“También a los otros pueblos he sido enviado para anunciar
el Reino de Dios” (Lc 4, 38-44). El Evangelio nos relata a Jesús, el
Hombre-Dios, obrando curaciones milagrosas -no solo cura a la suegra de Pedro,
sino a cualquier enfermo- y realizando exorcismos -le llevan posesos y Jesús,
con la sola orden de su voz, expulsa a los demonios- y así lo dice el
Evangelio: “Los que tenían enfermos con el mal que fuera, se los llevaban y Él,
poniendo las manos sobre cada uno, los iba curando (…) de muchos de ellos
salían demonios”.
La gente, al comprobar por sus propios ojos el poder
divino que emanaba Jesús, ya que curaba cualquier clase de enfermedad y
expulsaba todo tipo de demonios, sin importar su jerarquía y su poder demoníaco,
pretenden que Jesús se quede con ellos: “La gente lo andaba buscando (…) e intentaron
retenerlo para que no se les fuese”.
Jesús les contesta indirectamente que no puede
quedarse, porque ha sido enviado no solo para ellos, sino para todo el mundo: “También
a los otros pueblos tengo que anunciarles el Reino de Dios, para eso me han enviado”.
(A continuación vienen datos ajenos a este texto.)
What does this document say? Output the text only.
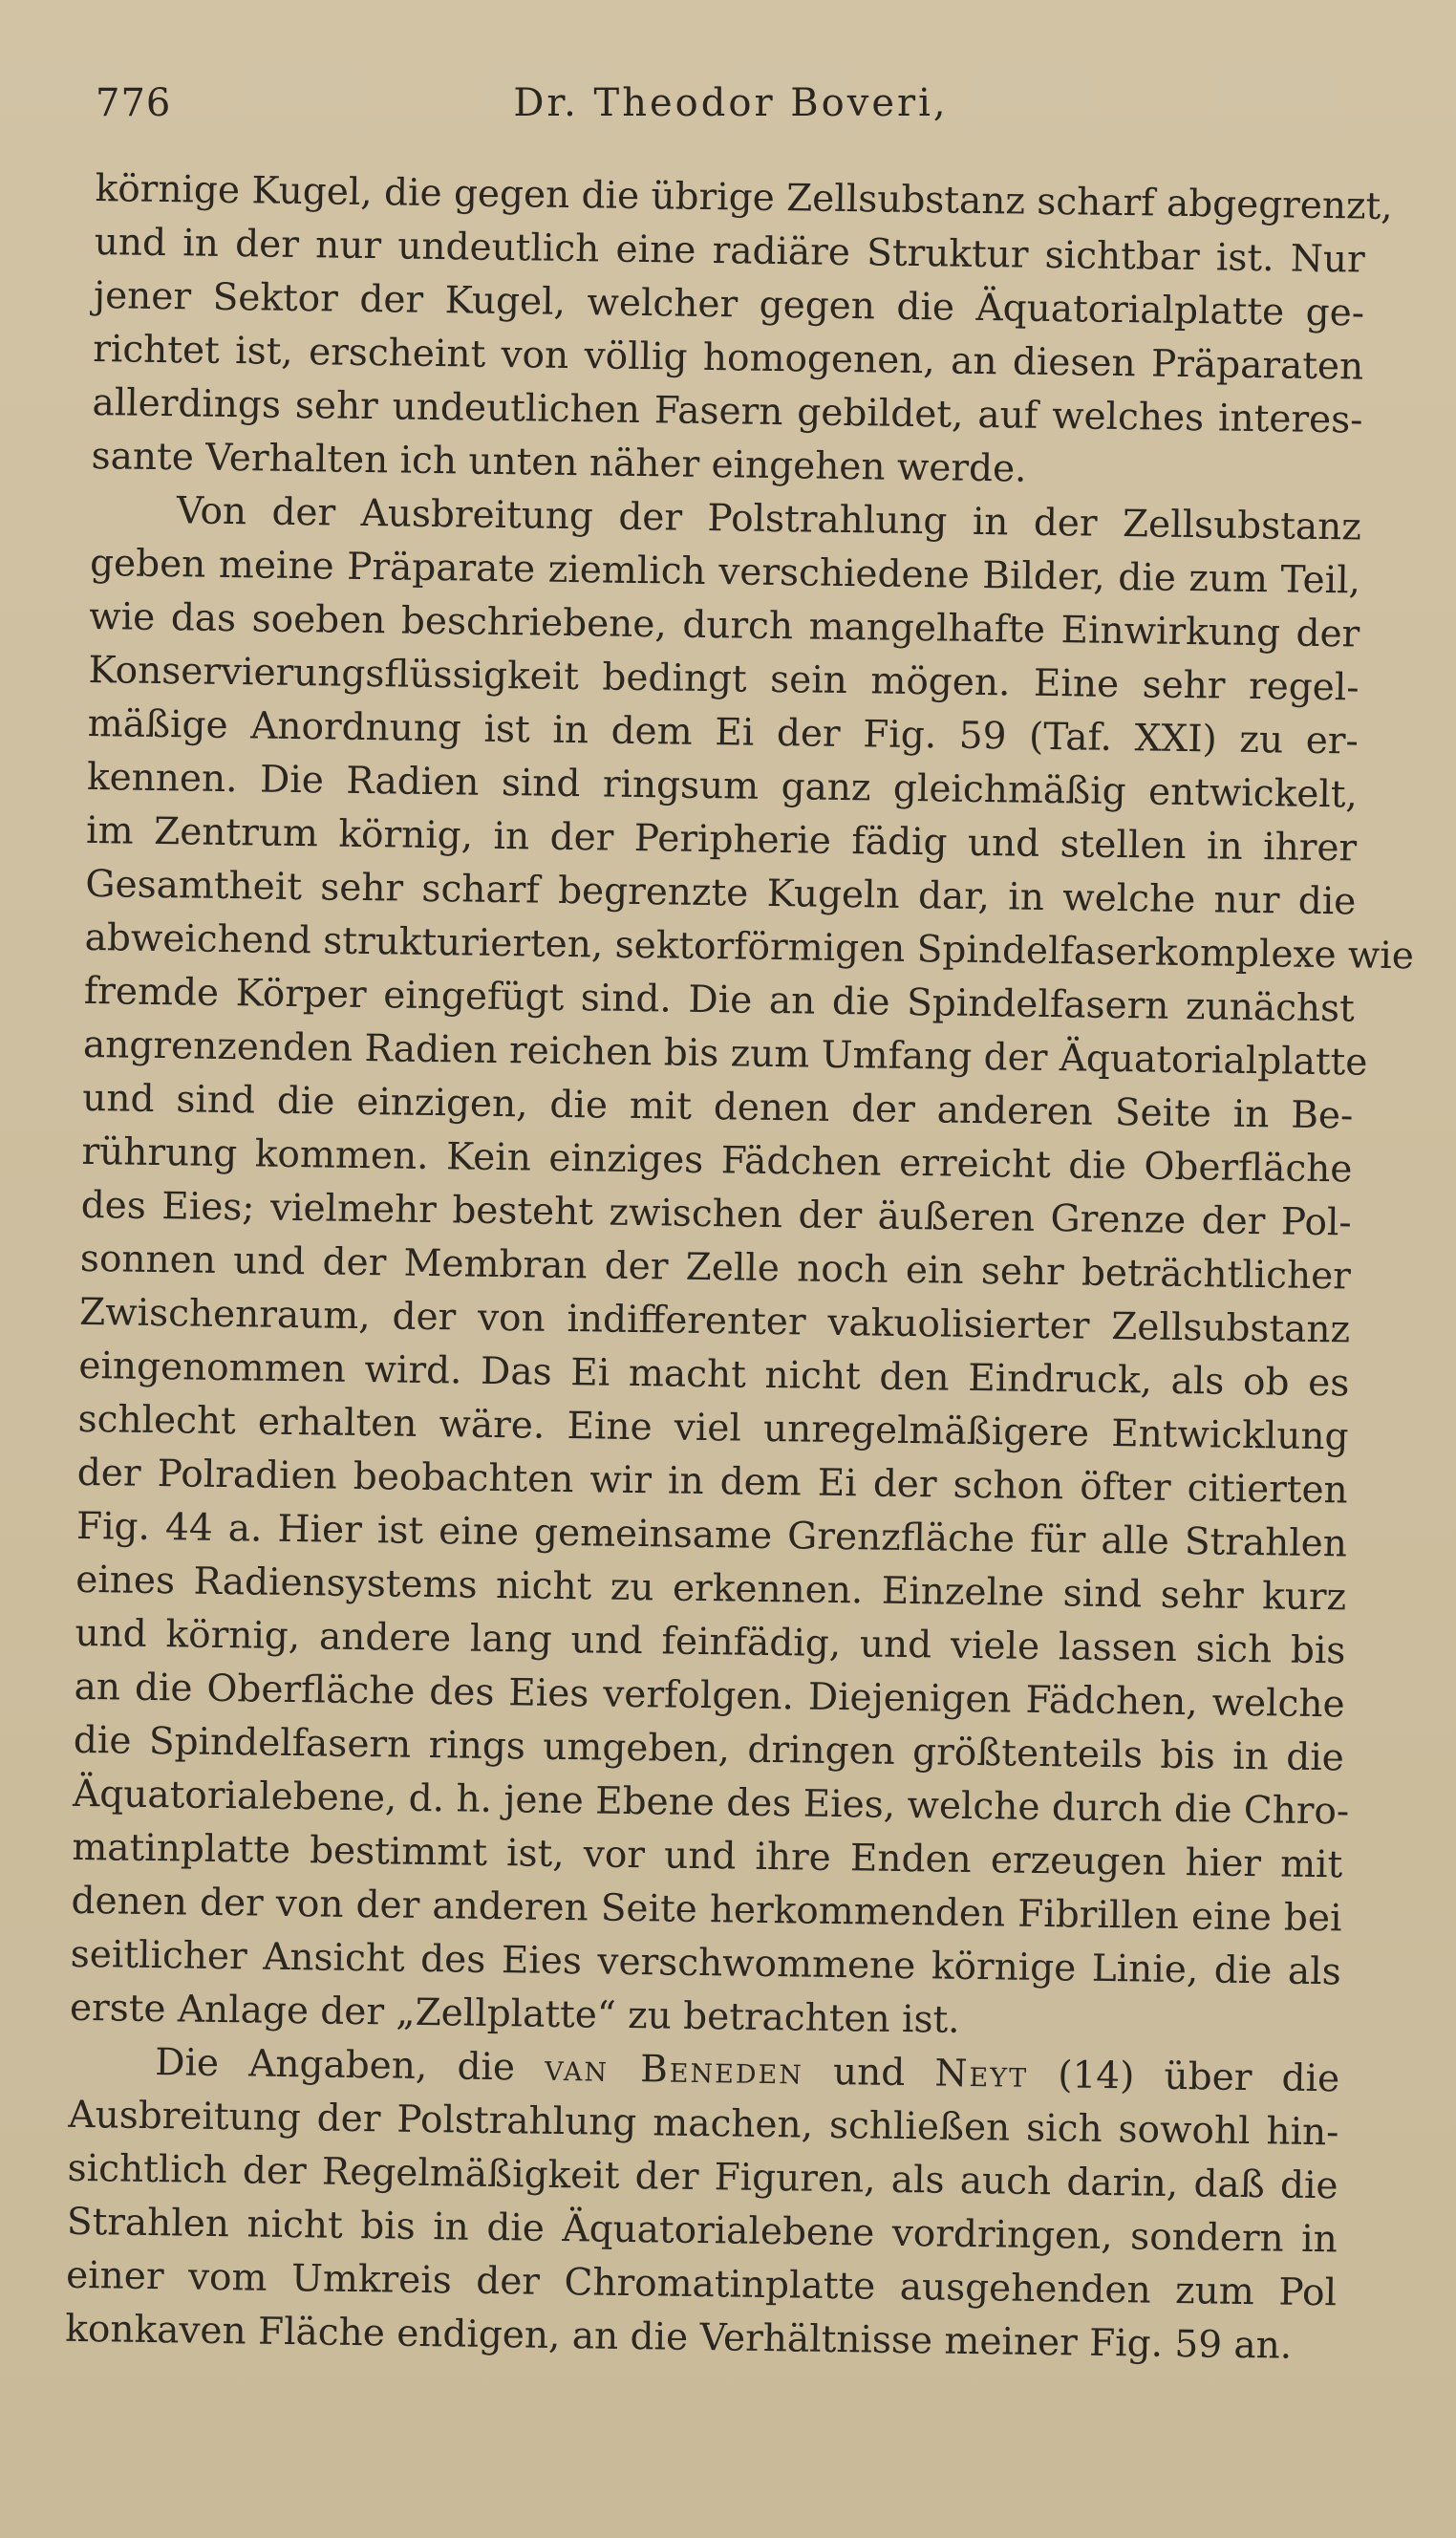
776	Dr. Theodor Boveri,
körnige Kugel, die gegen die übrige Zellsubstanz scharf abgegrenzt,
und in der nur undeutlich eine radiäre Struktur sichtbar ist. Nur
jener Sektor der Kugel, welcher gegen die Äquatorialplatte ge-
richtet ist, erscheint von völlig homogenen, an diesen Präparaten
allerdings sehr undeutlichen Fasern gebildet, auf welches interes-
sante Verhalten ich unten näher eingehen werde.
Von der Ausbreitung der Polstrahlung in der Zellsubstanz
geben meine Präparate ziemlich verschiedene Bilder, die zum Teil,
wie das soeben beschriebene, durch mangelhafte Einwirkung der
Konservierungsflüssigkeit bedingt sein mögen. Eine sehr regel-
mäßige Anordnung ist in dem Ei der Fig. 59 (Taf. XXI) zu er-
kennen. Die Radien sind ringsum ganz gleichmäßig entwickelt,
im Zentrum körnig, in der Peripherie fädig und stellen in ihrer
Gesamtheit sehr scharf begrenzte Kugeln dar, in welche nur die
abweichend strukturierten, sektorförmigen Spindelfaserkomplexe wie
fremde Körper eingefügt sind. Die an die Spindelfasern zunächst
angrenzenden Radien reichen bis zum Umfang der Äquatorialplatte
und sind die einzigen, die mit denen der anderen Seite in Be-
rührung kommen. Kein einziges Fädchen erreicht die Oberfläche
des Eies; vielmehr besteht zwischen der äußeren Grenze der Pol-
sonnen und der Membran der Zelle noch ein sehr beträchtlicher
Zwischenraum, der von indifferenter vakuolisierter Zellsubstanz
eingenommen wird. Das Ei macht nicht den Eindruck, als ob es
schlecht erhalten wäre. Eine viel unregelmäßigere Entwicklung
der Polradien beobachten wir in dem Ei der schon öfter citierten
Fig. 44 a. Hier ist eine gemeinsame Grenzfläche für alle Strahlen
eines Radiensystems nicht zu erkennen. Einzelne sind sehr kurz
und körnig, andere lang und feinfädig, und viele lassen sich bis
an die Oberfläche des Eies verfolgen. Diejenigen Fädchen, welche
die Spindelfasern rings umgeben, dringen größtenteils bis in die
Äquatorialebene, d. h. jene Ebene des Eies, welche durch die Chro-
matinplatte bestimmt ist, vor und ihre Enden erzeugen hier mit
denen der von der anderen Seite herkommenden Fibrillen eine bei
seitlicher Ansicht des Eies verschwommene körnige Linie, die als
erste Anlage der „Zellplatte“ zu betrachten ist.
Die Angaben, die van Beneden und Neyt (14) über die
Ausbreitung der Polstrahlung machen, schließen sich sowohl hin-
sichtlich der Regelmäßigkeit der Figuren, als auch darin, daß die
Strahlen nicht bis in die Äquatorialebene vordringen, sondern in
einer vom Umkreis der Chromatinplatte ausgehenden zum Pol
konkaven Fläche endigen, an die Verhältnisse meiner Fig. 59 an.
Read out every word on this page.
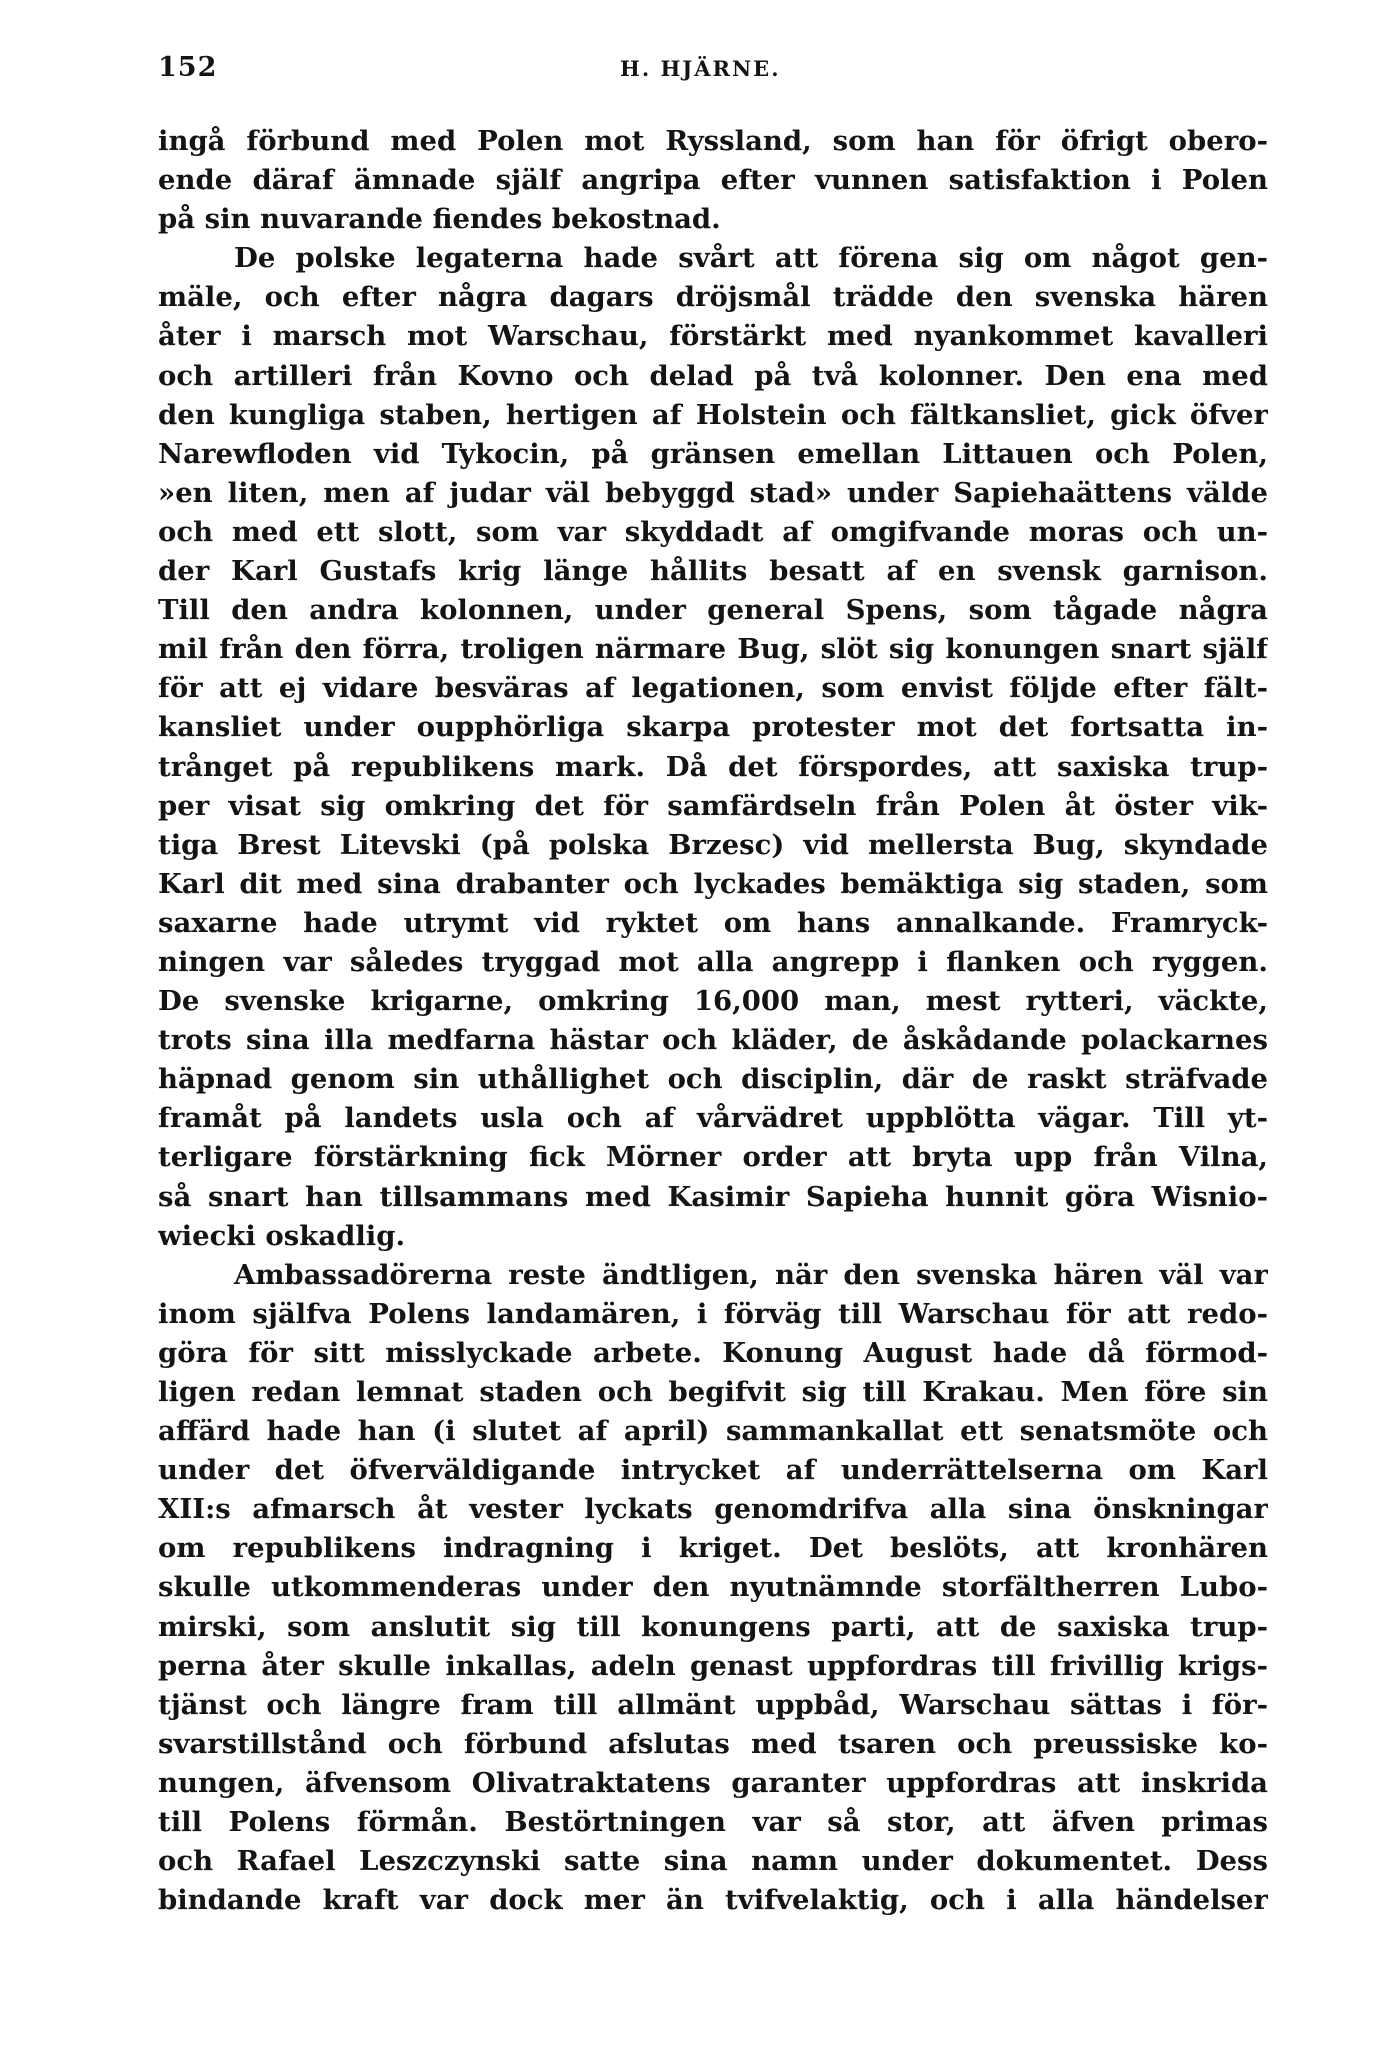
152	H. HJÄRNE.
ingå förbund med Polen mot Ryssland, som han för öfrigt obero-
ende däraf ämnade själf angripa efter vunnen satisfaktion i Polen
på sin nuvarande fiendes bekostnad.
De polske legaterna hade svårt att förena sig om något gen-
mäle, och efter några dagars dröjsmål trädde den svenska hären
åter i marsch mot Warschau, förstärkt med nyankommet kavalleri
och artilleri från Kovno och delad på två kolonner. Den ena med
den kungliga staben, hertigen af Holstein och fältkansliet, gick öfver
Narewfloden vid Tykocin, på gränsen emellan Littauen och Polen,
»en liten, men af judar väl bebyggd stad» under Sapiehaättens välde
och med ett slott, som var skyddadt af omgifvande moras och un-
der Karl Gustafs krig länge hållits besatt af en svensk garnison.
Till den andra kolonnen, under general Spens, som tågade några
mil från den förra, troligen närmare Bug, slöt sig konungen snart själf
för att ej vidare besväras af legationen, som envist följde efter fält-
kansliet under oupphörliga skarpa protester mot det fortsatta in-
trånget på republikens mark. Då det förspordes, att saxiska trup-
per visat sig omkring det för samfärdseln från Polen åt öster vik-
tiga Brest Litevski (på polska Brzesc) vid mellersta Bug, skyndade
Karl dit med sina drabanter och lyckades bemäktiga sig staden, som
saxarne hade utrymt vid ryktet om hans annalkande. Framryck-
ningen var således tryggad mot alla angrepp i flanken och ryggen.
De svenske krigarne, omkring 16,000 man, mest rytteri, väckte,
trots sina illa medfarna hästar och kläder, de åskådande polackarnes
häpnad genom sin uthållighet och disciplin, där de raskt sträfvade
framåt på landets usla och af vårvädret uppblötta vägar. Till yt-
terligare förstärkning fick Mörner order att bryta upp från Vilna,
så snart han tillsammans med Kasimir Sapieha hunnit göra Wisnio-
wiecki oskadlig.
Ambassadörerna reste ändtligen, när den svenska hären väl var
inom själfva Polens landamären, i förväg till Warschau för att redo-
göra för sitt misslyckade arbete. Konung August hade då förmod-
ligen redan lemnat staden och begifvit sig till Krakau. Men före sin
affärd hade han (i slutet af april) sammankallat ett senatsmöte och
under det öfverväldigande intrycket af underrättelserna om Karl
XII:s afmarsch åt vester lyckats genomdrifva alla sina önskningar
om republikens indragning i kriget. Det beslöts, att kronhären
skulle utkommenderas under den nyutnämnde storfältherren Lubo-
mirski, som anslutit sig till konungens parti, att de saxiska trup-
perna åter skulle inkallas, adeln genast uppfordras till frivillig krigs-
tjänst och längre fram till allmänt uppbåd, Warschau sättas i för-
svarstillstånd och förbund afslutas med tsaren och preussiske ko-
nungen, äfvensom Olivatraktatens garanter uppfordras att inskrida
till Polens förmån. Bestörtningen var så stor, att äfven primas
och Rafael Leszczynski satte sina namn under dokumentet. Dess
bindande kraft var dock mer än tvifvelaktig, och i alla händelser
Ahora bien, de esta respuesta de Jesús, debemos afirmar dos cosas: por un lado,
Jesús no ha venido solo pura y exclusivamente para el Pueblo Elegido: ha venido
para “todo el mundo”; por otro lado, Jesús no ha venido para curar todo tipo de
enfermedad y para expulsar demonios, sino que ha venido para “anunciar el Reino
de Dios” entre los hombres, algo que excede infinitamente la curación de
enfermos y el exorcismo de demonios: la Llegada del Reino de Dios, anunciada
por el Rey del Reino de Dios, Cristo Jesús, es la mejor y más maravillosa
noticia que jamás los hombres puedan escuchar, porque no solo significa que el
poder del Infierno sobre los hombres, ejercido impiadosamente desde la Caída
Original de Adán y Eva, está a punto de finalizar, sino que, a partir de ahora,
a partir de Cristo Jesús, por su Santo Sacrificio en Cruz y por su gloriosa Resurrección,
las Puertas del Reino de los Cielos estarán abiertas para todos los hombres que
quieran ingresar en el Reino, para lo cual deben vivir y morir en gracia,
evitando el pecado y viviendo según la Ley de Dios y los Consejos Evangélicos
de Jesús.
“También a los otros pueblos he sido enviado para anunciar
el Reino de Dios”. Cuando la Iglesia Católica anuncia la Llegada del Reino de
Dios a todas las naciones, no hace proselitismo, sino que cumple con el Mandato
de Nuestro Señor Jesucristo: “Id y haced que todos los hombres se bauticen en
el Nombre del Padre, del Hijo y del Espíritu Santo; el que se convierta se
salvará y el que no, se condenará”. Nuestro deber como Iglesia es, entonces,
anunciar que el Reino de Dios ha llegado, para salvar a toda la humanidad,
recibiendo la gracia santificante que fluye, como un mar impetuoso e infinito,
del Sagrado Corazón de Jesús, traspasado en la cruz.